Individual companies of BLG LOGISTICS maintain ongoing business relationships with affiliated companies of the Free Hanseatic City of Bremen (municipality).

BLG KG took out several loans from BLG Unterstützungskasse GmbH, Bremen. The loan liabilities amounted to EUR 25,600,000 as of December 31, 2020 (previous year: EUR 25,600,000). In the reporting year, no loan liabilities were repaid and no new loan liabilities were taken out. Interest of EUR 505,000 (previous year: EUR 519,000) was paid. In addition, BLG Unterstützungskasse GmbH has been included in the central cash management of BLG KG since September 1, 2012. The interest on the funds provided is based on unchanged conditions. At the end of the reporting period, receivables from cash management were EUR 7,429,000 (previous year: liabilities of EUR 1,619,000).

Relationships with non-consolidated affiliated companies, joint ventures and associates

Transactions by the Group companies with joint ventures, associates and non-consolidated affiliated companies all arose in the ordinary course of business. Services were provided to these related parties on the basis of prices and conditions also applicable to third parties. The receivables include lease receivables of EUR 183,835,000 (previous year: EUR 181,720,000). The outstanding balances, with the exception of non-current lease receivables of EUR 174,320,000 (previous year: EUR 178,071,000), are unsecured and due in the short term.

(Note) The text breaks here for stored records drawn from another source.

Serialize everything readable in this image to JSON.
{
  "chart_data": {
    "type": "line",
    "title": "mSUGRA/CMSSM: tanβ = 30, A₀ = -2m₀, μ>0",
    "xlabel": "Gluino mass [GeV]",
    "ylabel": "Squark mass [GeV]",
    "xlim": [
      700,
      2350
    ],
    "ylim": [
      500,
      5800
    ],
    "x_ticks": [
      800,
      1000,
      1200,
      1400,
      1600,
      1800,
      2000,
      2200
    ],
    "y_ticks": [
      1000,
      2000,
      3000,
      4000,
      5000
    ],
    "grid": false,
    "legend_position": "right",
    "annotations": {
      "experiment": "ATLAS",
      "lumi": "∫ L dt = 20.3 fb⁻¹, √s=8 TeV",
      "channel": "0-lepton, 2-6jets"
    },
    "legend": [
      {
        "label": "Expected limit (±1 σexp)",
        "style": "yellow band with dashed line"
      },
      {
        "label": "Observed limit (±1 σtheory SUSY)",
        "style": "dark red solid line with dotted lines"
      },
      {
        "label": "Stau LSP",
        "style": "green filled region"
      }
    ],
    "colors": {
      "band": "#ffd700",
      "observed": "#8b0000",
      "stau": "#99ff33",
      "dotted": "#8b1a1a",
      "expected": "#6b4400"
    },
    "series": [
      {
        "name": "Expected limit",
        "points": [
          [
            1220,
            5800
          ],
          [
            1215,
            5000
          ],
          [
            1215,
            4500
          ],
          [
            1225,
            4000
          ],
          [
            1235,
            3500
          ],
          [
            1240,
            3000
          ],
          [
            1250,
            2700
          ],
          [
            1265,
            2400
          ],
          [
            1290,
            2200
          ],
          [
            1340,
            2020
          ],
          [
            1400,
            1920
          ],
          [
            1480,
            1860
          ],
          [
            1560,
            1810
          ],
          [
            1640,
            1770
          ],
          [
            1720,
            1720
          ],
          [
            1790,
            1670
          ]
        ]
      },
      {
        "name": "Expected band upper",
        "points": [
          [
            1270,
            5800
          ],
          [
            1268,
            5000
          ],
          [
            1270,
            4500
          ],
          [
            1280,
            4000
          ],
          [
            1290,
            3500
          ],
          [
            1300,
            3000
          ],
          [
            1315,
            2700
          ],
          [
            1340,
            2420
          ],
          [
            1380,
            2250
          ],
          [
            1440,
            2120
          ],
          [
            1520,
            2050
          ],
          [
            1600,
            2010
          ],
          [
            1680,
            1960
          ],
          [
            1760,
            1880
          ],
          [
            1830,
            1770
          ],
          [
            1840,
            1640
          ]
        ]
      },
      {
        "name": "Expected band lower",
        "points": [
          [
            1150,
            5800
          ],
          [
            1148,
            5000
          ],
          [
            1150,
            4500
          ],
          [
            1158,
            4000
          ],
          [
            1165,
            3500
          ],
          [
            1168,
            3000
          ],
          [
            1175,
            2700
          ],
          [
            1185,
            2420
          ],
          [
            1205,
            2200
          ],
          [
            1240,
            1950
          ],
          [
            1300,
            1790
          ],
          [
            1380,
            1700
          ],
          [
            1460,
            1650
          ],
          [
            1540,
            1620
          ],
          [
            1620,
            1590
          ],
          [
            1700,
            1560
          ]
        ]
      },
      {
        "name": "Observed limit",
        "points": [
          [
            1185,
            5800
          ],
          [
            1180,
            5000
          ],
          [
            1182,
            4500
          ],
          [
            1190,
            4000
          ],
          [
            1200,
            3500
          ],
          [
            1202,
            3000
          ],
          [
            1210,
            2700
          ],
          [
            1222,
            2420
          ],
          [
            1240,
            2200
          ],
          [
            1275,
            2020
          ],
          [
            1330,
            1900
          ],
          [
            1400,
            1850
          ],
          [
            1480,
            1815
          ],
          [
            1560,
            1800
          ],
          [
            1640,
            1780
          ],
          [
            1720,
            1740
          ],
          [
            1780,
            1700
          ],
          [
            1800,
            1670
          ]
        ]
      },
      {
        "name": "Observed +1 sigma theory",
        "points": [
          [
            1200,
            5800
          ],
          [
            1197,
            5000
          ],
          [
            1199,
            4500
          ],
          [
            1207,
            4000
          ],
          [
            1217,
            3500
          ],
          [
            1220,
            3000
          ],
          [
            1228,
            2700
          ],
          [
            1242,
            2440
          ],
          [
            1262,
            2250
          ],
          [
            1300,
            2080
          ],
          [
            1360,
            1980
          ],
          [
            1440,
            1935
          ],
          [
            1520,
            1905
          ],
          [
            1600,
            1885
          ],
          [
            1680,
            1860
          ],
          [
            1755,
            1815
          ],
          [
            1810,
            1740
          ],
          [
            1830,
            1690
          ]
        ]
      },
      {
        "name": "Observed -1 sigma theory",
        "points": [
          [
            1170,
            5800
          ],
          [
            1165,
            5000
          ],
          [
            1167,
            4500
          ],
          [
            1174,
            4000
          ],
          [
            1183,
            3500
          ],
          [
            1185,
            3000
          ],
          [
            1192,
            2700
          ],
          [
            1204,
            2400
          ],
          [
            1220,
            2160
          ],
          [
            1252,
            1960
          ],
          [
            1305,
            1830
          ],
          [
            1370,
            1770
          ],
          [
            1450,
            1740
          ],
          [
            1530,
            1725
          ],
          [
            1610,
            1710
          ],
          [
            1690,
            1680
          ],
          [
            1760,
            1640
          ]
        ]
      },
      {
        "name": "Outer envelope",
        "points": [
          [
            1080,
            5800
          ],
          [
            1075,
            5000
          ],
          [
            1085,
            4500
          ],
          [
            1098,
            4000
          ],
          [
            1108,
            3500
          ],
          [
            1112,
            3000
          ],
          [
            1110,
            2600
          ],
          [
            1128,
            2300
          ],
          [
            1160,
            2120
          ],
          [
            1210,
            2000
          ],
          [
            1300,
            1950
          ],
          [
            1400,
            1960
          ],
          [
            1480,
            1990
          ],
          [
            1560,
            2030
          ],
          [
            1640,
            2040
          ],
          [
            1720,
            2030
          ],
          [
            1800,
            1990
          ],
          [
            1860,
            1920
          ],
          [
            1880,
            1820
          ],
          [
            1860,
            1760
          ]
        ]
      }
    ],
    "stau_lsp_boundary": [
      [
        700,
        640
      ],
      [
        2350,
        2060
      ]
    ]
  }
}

The following table shows the extent of the business relationships of the joint ventures and associates:

EUR thousand 2020 2019
Affiliated companies    
Income 1 4
Expenses 12 12
Receivables 26 0
Liabilities 226 181
Joint ventures    
Income 21,572 34,111
Expenses 20,631 24,053
Receivables 192,067 196,855
Liabilities 5,148 36,074
Income 1,971 1,947
Expenses 1,385 1,626
Receivables 142 81
Liabilities 34 283

Loss allowances of EUR 36,000 (previous year: EUR 10,000) were recognized for expected credit losses on receivables from joint ventures and associates using the simplified approach. In addition, receivables from joint ventures of EUR 0 (previous year: EUR 17,000) were derecognized in the reporting year and loans to joint ventures and associates in the amount of EUR 1,410,000 (previous year: EUR 90,000) were written down. Receivables from non-consolidated affiliated companies were, as in the previous year, neither impaired nor derecognized.